Нет-нет, а к дому и придет кто-то из наркоминдельцев. Благо «Метрополь», где расположилась оперативная группа наркомата, не за горами. «Как там добрый дом на Кузнецком? Выдюжил, старина?» — «Похоже, что так». Странное дело, дом как дом, а будто существо одушевленное. Почему? Наверно, потому, что частица жизни твоей осталась в нем… Вспыхивает небо, а вместе с ним и окна. Истинно, дом точно становится обитаем. Будто не было смятенного октября и все, кто покинул его, пустились в обратную дорогу. С Приволжья, из-за хребта Уральского, с кровавых ратных полей, смоленских, гжатских, вяземских… Да будет ли такое?

Поезд пришел на Ярославский, и в толпе встречающих, небольшой, но плотной, Бекетов так и не обнаружил Егора Ивановича. Он не предупреждал, разумеется, Бардина о приезде, у него не было данных, что друг его будет обязательно на вокзале, но логика их отношений, неодолимая и, как всегда, точно действующая, подсказывала ему: Бардин должен быть на вокзале, не может не быть. Поэтому, когда он наконец обнаружил друга, быстрым шагом приближающегося к вагону, то был рад и тому, что видит Егора Ивановича во здравии, и тому, что правило, которое он только что вывел для себя и Бардина, продолжает действовать с прежней силой. Но внимательный Бекетов ухватил в друге и иное.

— Что-то ты мне не нравишься, — сказал Бекетов, когда Бардин, облобызав друга, еще лежал у него на груди, вздыхая. — Да не занемог ли ты? Полегчал, будто баржи на себе таскал по перекатам.

— В моем положении баржа не самое трудное.

— Погоди, что ты хочешь сказать? — насторожился Бекетов и, дотянувшись до спины друга, ставшей странно сутулой, положил на нее руку. — Ксения?

— Ксения, — произнес Бардин.

— Так… А я гляжу на тебя, не тот Егор. Так, так…

— Пойдем, Сережа, отсюда… Холодно мне, — сказал Бардин и двинулся вдоль платформы. Бекетов медленно последовал за ним. — Что-то сердце, точно кто холодную руку за пазуху сунул…
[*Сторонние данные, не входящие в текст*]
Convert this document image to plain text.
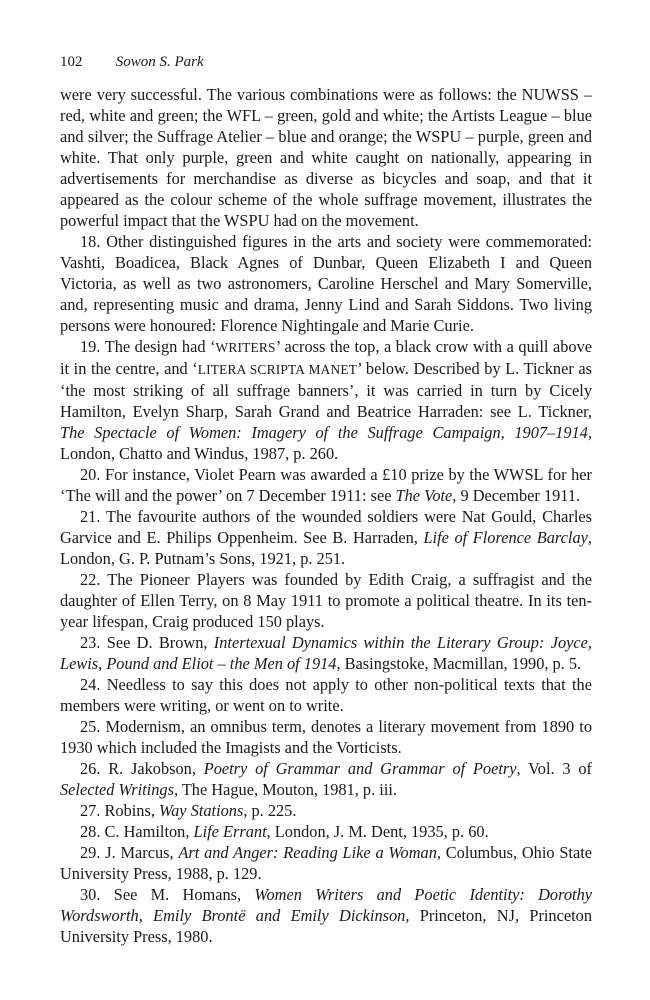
102 Sowon S. Park

were very successful. The various combinations were as follows: the NUWSS – red, white and green; the WFL – green, gold and white; the Artists League – blue and silver; the Suffrage Atelier – blue and orange; the WSPU – purple, green and white. That only purple, green and white caught on nationally, appearing in advertisements for merchandise as diverse as bicycles and soap, and that it appeared as the colour scheme of the whole suffrage movement, illustrates the powerful impact that the WSPU had on the movement.

18. Other distinguished figures in the arts and society were commemorated: Vashti, Boadicea, Black Agnes of Dunbar, Queen Elizabeth I and Queen Victoria, as well as two astronomers, Caroline Herschel and Mary Somerville, and, representing music and drama, Jenny Lind and Sarah Siddons. Two living persons were honoured: Florence Nightingale and Marie Curie.

19. The design had ‘WRITERS’ across the top, a black crow with a quill above it in the centre, and ‘LITERA SCRIPTA MANET’ below. Described by L. Tickner as ‘the most striking of all suffrage banners’, it was carried in turn by Cicely Hamilton, Evelyn Sharp, Sarah Grand and Beatrice Harraden: see L. Tickner, The Spectacle of Women: Imagery of the Suffrage Campaign, 1907–1914, London, Chatto and Windus, 1987, p. 260.

20. For instance, Violet Pearn was awarded a £10 prize by the WWSL for her ‘The will and the power’ on 7 December 1911: see The Vote, 9 December 1911.

21. The favourite authors of the wounded soldiers were Nat Gould, Charles Garvice and E. Philips Oppenheim. See B. Harraden, Life of Florence Barclay, London, G. P. Putnam’s Sons, 1921, p. 251.

22. The Pioneer Players was founded by Edith Craig, a suffragist and the daughter of Ellen Terry, on 8 May 1911 to promote a political theatre. In its ten-year lifespan, Craig produced 150 plays.

23. See D. Brown, Intertexual Dynamics within the Literary Group: Joyce, Lewis, Pound and Eliot – the Men of 1914, Basingstoke, Macmillan, 1990, p. 5.

24. Needless to say this does not apply to other non-political texts that the members were writing, or went on to write.

25. Modernism, an omnibus term, denotes a literary movement from 1890 to 1930 which included the Imagists and the Vorticists.

26. R. Jakobson, Poetry of Grammar and Grammar of Poetry, Vol. 3 of Selected Writings, The Hague, Mouton, 1981, p. iii.

27. Robins, Way Stations, p. 225.

28. C. Hamilton, Life Errant, London, J. M. Dent, 1935, p. 60.

29. J. Marcus, Art and Anger: Reading Like a Woman, Columbus, Ohio State University Press, 1988, p. 129.

30. See M. Homans, Women Writers and Poetic Identity: Dorothy Wordsworth, Emily Brontë and Emily Dickinson, Princeton, NJ, Princeton University Press, 1980.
Они дошли до здания вокзала, но входить туда не стали.

— Вот что, Егор, сегодня я человек казенный, а завтра, была не была, пробьюсь к тебе, — сказал Бекетов и огляделся. Группа гостей, над которыми сейчас возвышалась мурманская ушанка Идена, обогнула здание вокзала.

— Не опоздаешь, Сережа? — спросил Бардин. Он приметил взгляд Бекетова, обращенный на гостей, над сплоченной группой которых все еще маячила ушанка Идена. Встретимся завтра.

— Подожди, Егор. — Бекетову очень хотелось сказать другу нечто такое, что способно было утешить его, но нужные слова не шли на ум. — Ты-то решил, как жить будешь?

— До меня ли, Сережа? Тебе пора, — Бардин пожал руку другу и зашагал прочь.

Как обещал Бекетов, он позвонил Бардину на следующий день.

— А что, если бы тебе сейчас, по старой памяти, явиться на Остоженку, Егор? — спросил Бекетов осторожно. — Тебе будет хорошо у меня. Как ты?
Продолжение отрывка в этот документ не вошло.